Waffenlieferungen an die Kurden im Irak

"Das ist ein Akt unmittelbarer Notwehr"

Peschmerga Einheiten machen sich auf, um gegen IS in Stellung zu gehen.
Katholischer Laientheologe Garstecki: Waffenlieferungen sind momentan legitim. © Sebastian Backhaus, dpa
22.09.2014
Waffenlieferungen an die Kurden im Irak seien ein legitimes Mittel, da derzeit nur die kurdischen Peschmerga den von den IS-Milizen verfolgten Minderheiten helfen, sagt der katholische Friedensethiker Joachim Garstecki. Es gebe eine Solidaritätspflicht gegenüber den hilflosen Opfern von Gewalt.
Dieter Kassel: Heute beginnt in Fulda die Herbstvollversammlung der Deutschen Bischofskonferenz und neben den katholischen, deutschen Bischöfen wird auch Shimoun Nona dabei sein, der Erzbischof von Mossul. Nicht nur deshalb wird in Fulda die Einstellung der katholischen Kirche in Deutschland zum Vormarsch der Terrororganisation IS im Mittelpunkt stehen.
Es gibt dazu zwar schon eine Erklärung des Ständigen Rates der Bischofskonferenz, aber die ist ebenso ausführlich wie unkonkret. Etwas konkreter wollen wir deshalb jetzt über die Frage nach Krieg und Frieden aus katholischer Sicht mit Joachim Garstecki reden. Er ist katholischer Friedensethiker, Theologe und war von 1991 bis 2000 Generalsekretär der deutschen Sektion von Pax Christi. Schönen guten Morgen, Herr Garstecki!
Joachim Garstecki: Guten Morgen, Herr Kassel!
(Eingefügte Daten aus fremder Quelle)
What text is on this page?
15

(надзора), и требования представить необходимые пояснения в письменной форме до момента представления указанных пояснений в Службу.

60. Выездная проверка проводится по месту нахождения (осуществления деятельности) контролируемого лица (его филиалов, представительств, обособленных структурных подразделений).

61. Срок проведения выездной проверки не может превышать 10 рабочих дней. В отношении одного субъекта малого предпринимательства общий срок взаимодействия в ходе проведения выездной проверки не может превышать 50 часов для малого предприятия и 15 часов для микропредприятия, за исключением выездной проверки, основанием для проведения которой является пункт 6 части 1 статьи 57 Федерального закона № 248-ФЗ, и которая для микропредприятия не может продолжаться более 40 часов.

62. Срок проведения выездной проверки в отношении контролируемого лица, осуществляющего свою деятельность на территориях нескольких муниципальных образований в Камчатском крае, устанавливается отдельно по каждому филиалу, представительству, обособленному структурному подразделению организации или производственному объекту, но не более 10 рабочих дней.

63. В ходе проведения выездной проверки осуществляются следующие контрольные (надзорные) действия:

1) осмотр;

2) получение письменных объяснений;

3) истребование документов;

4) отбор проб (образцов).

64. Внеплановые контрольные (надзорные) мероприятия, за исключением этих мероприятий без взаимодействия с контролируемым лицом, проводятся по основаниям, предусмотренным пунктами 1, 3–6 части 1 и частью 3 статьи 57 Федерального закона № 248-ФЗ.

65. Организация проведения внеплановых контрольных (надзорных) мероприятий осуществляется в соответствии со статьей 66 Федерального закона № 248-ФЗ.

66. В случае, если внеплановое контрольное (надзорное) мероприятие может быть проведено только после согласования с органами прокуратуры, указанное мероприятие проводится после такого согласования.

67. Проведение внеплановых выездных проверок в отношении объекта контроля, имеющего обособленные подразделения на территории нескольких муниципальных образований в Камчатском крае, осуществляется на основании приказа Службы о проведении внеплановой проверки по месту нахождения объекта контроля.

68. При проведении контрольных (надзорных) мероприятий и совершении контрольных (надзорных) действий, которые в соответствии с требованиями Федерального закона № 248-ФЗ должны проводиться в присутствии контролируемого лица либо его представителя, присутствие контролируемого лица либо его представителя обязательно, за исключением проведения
Kassel: Das gerade erwähnte Papier des Ständigen Rats, das sagt – wenn ich das mal verkürzen darf, was man muss, es ist recht ausführlich – es sagt sinngemäß, die deutschen Bischöfe seien der Meinung, Waffenlieferungen dürften niemals ein selbstverständliches, unhinterfragtes Mittel sein, sie könnten aber in bestimmten Situationen auch nicht ausgeschlossen werden. Machen wir es doch bitte etwas konkreter: Sind deutsche Waffenlieferungen an die Kurden im Irak mit der katholischen Friedenslehre vereinbar?
Waffenlieferungen sind das letzte Mittel, können andererseits aber sogar ethisch geboten sein
Garstecki: Man muss unterscheiden zwischen dem Leitbild des gerechten Friedens, das die katholische Kirche teilt, und in diesem Leitbild sind Waffen als Mittel, Frieden zu schaffen, nur als äußerste Möglichkeit vorgesehen. Und wenn wir die Situation im Irak anschauen, müssen wir sagen: Das ist ein Akt unmittelbarer Notwehr. Es ist niemand anders da als die irakischen Kurden, die überhaupt noch die Möglichkeit haben, den verfolgten Minderheiten, von den IS-Milizen verfolgten Minderheiten wirksam zu helfen.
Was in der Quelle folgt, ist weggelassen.